Kamis, 22 Maret 2012

Problema Hukum Migas dalam Perspektif HAM


Problema Hukum Migas dalam Perspektif HAM
Saharuddin Daming, KOMISIONER KOMISI NASIONAL HAK ASASI MANUSIA
SUMBER : KORAN TEMPO, 22 Maret 2012



Dalam norma hak asasi manusia, negara, khususnya pemerintah, berkedudukan sebagai pemangku kewajiban (duty barrier). Dalam hal ini, terdapat sekurang-kurangnya tiga kewajiban yang melekat pada negara tatas hak asasi manusia (HAM) sebagaimana yang diamanatkan Pasal 8, Pasal 71, dan Pasal 72 Undang-Undang Nomor 39 Tahun 1999 tentang HAM, yaitu menghormati (to respect), melindungi (to protect), dan memenuhi (to fulfill). Dengan formulasi norma HAM seperti ini, salah satu kewajiban negara yang paling fundamental dalam konteks penguasaan cabang-cabang produksi yang menyangkut hajat hidup orang banyak adalah optimalisasi perlindungan negara terhadap pemenuhan hak warga negara atas ketersediaan minyak dan gas (migas) dengan harga yang murah, mudah, dan stabil.

Namun, berkaca dari fenomena peningkatan harga migas dunia saat ini, atmosfer di atas dapur pematangan kebijakan negara memperlihatkan tren untuk memilih opsi kenaikan harga BBM bersubsidi sebesar Rp 1.500 per liter. Secara historis, kebijakan seperti ini nyaris merupakan langganan tetap bagi pemerintah untuk mencari jalan pintas dalam mengatasi krisis harga migas. Tidak mengherankan jika, dari sekian ribu tombol solusi kehidupan berbangsa dan bernegara yang terpasang di meja pimpinan negara, hanya satu tombol, yaitu tombol kenaikan harga migas, yang tampak semakin tipis karena terlalu sering dipencet oleh penggunanya. Sedangkan tombol-tombol lainnya sebagian besar masih utuh, bahkan kebanyakan dalam status perawan alias tak pernah dipakai.

Terjadinya kisruh instabilitas harga migas domestik yang selalu berujung pada intervensi negara melalui kebijakan penyesuaian dengan harga migas dunia yang menimbulkan multiplier effect dalam perekonomian negara dan masyarakat, sejatinya, berhulu dari lahirnya Undang-Undang Nomor 22 Tahun 2001 tentang Migas. Kelahiran undang-undang ini langsung menghapus berlakunya tiga undang-undang sebelumnya, yaitu UU Nomor 44 Prp./1960 tentang Pertambangan Minyak dan Gas Bumi, UU Nomor 15/1962 tentang Penetapan PP Pengganti UU Nomor 2/1962 tentang Kewajiban Perusahaan Minyak Memenuhi Kebutuhan Dalam Negeri, dan UU Nomor 8/1971 tentang Perusahaan Pertambangan Minyak dan Gas Bumi Negara.

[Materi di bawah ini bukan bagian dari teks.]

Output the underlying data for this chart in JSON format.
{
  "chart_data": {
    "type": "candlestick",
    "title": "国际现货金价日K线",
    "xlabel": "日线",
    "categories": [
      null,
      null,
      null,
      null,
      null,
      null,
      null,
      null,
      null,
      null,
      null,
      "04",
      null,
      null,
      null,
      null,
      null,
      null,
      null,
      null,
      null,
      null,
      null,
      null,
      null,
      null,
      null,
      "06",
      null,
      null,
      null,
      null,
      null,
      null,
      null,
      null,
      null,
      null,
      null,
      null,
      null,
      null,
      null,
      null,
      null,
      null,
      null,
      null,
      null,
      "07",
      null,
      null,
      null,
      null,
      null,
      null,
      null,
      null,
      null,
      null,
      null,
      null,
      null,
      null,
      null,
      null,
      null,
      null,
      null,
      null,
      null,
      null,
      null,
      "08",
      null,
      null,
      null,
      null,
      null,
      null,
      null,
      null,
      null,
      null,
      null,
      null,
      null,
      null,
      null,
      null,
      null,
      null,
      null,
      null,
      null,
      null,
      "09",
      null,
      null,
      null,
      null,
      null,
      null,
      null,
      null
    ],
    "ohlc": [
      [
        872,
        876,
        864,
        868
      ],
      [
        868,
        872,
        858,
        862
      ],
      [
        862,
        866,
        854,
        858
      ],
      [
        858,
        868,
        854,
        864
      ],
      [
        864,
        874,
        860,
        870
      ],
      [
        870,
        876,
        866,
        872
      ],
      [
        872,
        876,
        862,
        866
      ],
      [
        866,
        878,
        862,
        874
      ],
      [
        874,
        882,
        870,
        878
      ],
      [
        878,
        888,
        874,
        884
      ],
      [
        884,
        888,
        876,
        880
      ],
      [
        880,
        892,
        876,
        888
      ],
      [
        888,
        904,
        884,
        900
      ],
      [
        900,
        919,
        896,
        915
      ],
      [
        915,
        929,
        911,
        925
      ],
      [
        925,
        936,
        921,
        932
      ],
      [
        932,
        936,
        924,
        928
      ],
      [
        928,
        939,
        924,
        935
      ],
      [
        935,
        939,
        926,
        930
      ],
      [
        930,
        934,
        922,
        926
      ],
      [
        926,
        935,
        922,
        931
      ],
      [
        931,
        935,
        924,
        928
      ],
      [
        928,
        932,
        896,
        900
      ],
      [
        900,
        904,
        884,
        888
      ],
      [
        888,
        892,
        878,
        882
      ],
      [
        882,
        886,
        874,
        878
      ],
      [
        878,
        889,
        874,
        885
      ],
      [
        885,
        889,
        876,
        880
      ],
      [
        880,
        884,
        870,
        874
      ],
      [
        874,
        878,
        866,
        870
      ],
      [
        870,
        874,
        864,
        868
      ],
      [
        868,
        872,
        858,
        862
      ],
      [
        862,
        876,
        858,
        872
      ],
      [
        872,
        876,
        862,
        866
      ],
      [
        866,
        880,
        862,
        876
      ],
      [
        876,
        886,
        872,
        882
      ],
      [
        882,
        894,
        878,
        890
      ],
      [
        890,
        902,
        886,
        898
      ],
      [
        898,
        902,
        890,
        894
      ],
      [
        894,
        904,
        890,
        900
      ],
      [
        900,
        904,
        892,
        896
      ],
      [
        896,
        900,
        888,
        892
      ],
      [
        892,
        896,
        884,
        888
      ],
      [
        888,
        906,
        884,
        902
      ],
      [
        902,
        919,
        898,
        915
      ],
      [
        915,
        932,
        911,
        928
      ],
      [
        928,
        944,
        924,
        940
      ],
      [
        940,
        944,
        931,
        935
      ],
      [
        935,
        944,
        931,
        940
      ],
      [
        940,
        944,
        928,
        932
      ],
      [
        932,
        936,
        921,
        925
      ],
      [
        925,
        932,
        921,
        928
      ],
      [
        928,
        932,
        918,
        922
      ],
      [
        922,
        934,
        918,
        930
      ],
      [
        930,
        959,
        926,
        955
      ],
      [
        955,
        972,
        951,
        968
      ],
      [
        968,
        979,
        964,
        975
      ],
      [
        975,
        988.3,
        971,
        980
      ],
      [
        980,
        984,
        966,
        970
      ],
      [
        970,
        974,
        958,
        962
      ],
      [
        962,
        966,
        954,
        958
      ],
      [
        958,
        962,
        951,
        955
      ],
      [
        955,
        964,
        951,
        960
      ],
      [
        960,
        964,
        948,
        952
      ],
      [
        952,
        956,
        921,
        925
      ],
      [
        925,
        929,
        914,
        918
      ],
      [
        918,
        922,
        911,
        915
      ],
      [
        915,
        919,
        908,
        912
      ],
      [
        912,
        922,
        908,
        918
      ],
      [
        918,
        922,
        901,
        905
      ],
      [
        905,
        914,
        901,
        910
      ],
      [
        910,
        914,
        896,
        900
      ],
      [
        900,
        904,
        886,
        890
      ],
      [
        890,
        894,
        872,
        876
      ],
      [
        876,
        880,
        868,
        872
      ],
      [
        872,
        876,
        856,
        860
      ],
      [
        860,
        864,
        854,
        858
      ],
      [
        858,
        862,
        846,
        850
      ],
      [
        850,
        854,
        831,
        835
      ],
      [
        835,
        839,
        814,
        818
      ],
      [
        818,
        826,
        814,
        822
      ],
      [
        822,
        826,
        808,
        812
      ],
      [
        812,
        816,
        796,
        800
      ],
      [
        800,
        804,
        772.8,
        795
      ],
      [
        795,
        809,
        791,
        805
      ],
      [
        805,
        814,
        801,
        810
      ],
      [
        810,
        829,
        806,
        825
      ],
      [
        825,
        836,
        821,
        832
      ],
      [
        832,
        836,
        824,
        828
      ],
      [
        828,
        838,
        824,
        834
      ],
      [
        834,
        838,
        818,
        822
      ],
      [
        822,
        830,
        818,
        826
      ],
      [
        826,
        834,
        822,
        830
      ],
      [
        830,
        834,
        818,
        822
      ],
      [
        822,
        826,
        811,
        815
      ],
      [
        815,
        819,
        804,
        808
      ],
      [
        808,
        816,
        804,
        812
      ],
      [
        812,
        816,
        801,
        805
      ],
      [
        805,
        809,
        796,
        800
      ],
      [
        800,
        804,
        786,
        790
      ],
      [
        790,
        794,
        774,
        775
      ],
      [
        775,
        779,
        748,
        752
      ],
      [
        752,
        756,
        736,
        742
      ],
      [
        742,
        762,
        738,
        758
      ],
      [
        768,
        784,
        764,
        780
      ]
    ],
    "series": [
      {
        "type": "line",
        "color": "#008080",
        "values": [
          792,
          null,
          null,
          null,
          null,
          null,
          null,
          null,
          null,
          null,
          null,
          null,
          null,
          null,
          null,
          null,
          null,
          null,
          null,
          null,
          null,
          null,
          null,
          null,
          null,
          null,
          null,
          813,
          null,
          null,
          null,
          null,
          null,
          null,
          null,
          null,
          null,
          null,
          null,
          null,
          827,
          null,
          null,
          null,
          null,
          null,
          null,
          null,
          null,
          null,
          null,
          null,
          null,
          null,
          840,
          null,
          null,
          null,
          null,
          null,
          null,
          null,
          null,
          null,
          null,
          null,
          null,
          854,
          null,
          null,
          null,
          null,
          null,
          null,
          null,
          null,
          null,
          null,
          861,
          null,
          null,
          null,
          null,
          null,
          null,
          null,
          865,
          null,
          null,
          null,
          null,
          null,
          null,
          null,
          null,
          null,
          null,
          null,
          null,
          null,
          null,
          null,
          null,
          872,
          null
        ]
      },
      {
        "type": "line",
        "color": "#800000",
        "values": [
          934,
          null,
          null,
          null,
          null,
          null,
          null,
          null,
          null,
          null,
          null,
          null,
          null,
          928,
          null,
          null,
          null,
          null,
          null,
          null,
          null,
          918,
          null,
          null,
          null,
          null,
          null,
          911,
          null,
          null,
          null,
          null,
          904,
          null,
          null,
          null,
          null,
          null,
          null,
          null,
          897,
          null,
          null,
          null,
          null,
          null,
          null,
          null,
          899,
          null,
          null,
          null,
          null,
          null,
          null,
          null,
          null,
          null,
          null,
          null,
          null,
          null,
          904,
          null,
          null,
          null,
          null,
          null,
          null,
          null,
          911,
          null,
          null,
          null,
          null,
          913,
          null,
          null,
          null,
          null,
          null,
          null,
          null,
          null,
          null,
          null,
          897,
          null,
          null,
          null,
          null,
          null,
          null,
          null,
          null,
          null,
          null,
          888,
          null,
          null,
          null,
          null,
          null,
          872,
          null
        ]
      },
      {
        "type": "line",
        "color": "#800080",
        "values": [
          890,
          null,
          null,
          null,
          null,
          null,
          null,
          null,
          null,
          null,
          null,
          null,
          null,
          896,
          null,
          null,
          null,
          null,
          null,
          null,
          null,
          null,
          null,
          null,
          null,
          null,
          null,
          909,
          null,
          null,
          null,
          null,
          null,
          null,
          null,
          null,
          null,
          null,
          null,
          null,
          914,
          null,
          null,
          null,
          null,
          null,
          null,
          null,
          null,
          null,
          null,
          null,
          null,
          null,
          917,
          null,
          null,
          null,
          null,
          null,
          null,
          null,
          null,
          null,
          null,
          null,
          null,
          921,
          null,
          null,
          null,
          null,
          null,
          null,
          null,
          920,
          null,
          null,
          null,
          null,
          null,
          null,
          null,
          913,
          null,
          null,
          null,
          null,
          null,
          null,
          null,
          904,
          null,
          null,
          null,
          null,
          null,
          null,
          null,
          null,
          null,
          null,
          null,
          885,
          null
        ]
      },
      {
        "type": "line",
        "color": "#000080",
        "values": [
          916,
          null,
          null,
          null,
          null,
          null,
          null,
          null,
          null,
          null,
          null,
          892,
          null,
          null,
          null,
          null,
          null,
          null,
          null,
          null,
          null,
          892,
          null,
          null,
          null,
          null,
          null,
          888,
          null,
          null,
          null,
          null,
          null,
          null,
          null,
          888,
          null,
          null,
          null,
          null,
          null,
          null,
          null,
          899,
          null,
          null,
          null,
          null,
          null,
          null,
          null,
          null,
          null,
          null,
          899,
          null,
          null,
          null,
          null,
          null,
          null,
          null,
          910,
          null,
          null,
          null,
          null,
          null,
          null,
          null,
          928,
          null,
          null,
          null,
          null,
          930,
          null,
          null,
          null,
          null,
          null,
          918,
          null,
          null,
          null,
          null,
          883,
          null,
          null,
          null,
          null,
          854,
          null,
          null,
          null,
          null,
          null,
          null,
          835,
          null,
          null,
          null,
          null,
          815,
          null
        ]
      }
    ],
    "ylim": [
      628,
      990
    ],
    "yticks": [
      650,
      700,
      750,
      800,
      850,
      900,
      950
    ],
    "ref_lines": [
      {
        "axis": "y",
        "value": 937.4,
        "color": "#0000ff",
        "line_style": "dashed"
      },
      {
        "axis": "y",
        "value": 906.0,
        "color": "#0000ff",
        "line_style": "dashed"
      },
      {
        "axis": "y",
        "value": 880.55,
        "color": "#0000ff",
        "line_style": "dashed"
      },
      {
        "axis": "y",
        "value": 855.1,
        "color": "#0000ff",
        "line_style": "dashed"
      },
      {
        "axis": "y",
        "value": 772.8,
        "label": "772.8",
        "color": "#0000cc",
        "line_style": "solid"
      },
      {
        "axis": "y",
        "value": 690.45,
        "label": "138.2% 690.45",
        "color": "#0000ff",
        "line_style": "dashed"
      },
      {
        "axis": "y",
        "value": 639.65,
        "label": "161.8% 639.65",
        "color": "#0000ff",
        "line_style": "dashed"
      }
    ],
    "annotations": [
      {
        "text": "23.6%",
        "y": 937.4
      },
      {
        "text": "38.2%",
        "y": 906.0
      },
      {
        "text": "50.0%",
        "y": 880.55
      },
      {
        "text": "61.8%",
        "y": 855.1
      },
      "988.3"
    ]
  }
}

Sejak itu, terjadi perubahan norma yang sangat fundamental tentang status penentuan harga migas domestik yang semula berada di tangan negara, dan kini mengalami liberalisasi sebagaimana yang tertuang pada Pasal 28 ayat 2 UU Nomor 22/2001, yang berbunyi “harga bahan bakar minyak dan harga gas bumi diserahkan pada mekanisme persaingan usaha yang sehat dan wajar”. Meliberalisasi sektor hilir pengusahaan migas seperti ini jelas-jelas mendahulukan kepentingan pengusaha-pengusaha swasta dan asing serta tidak mengemban amanat Pasal 33 UUD 1945. Hal ini sangat kontras dengan pola kebijakan negara sebelumnya yang senantiasa menyediakan BBM di mana saja di Indonesia dengan harga seragam dan terjangkau.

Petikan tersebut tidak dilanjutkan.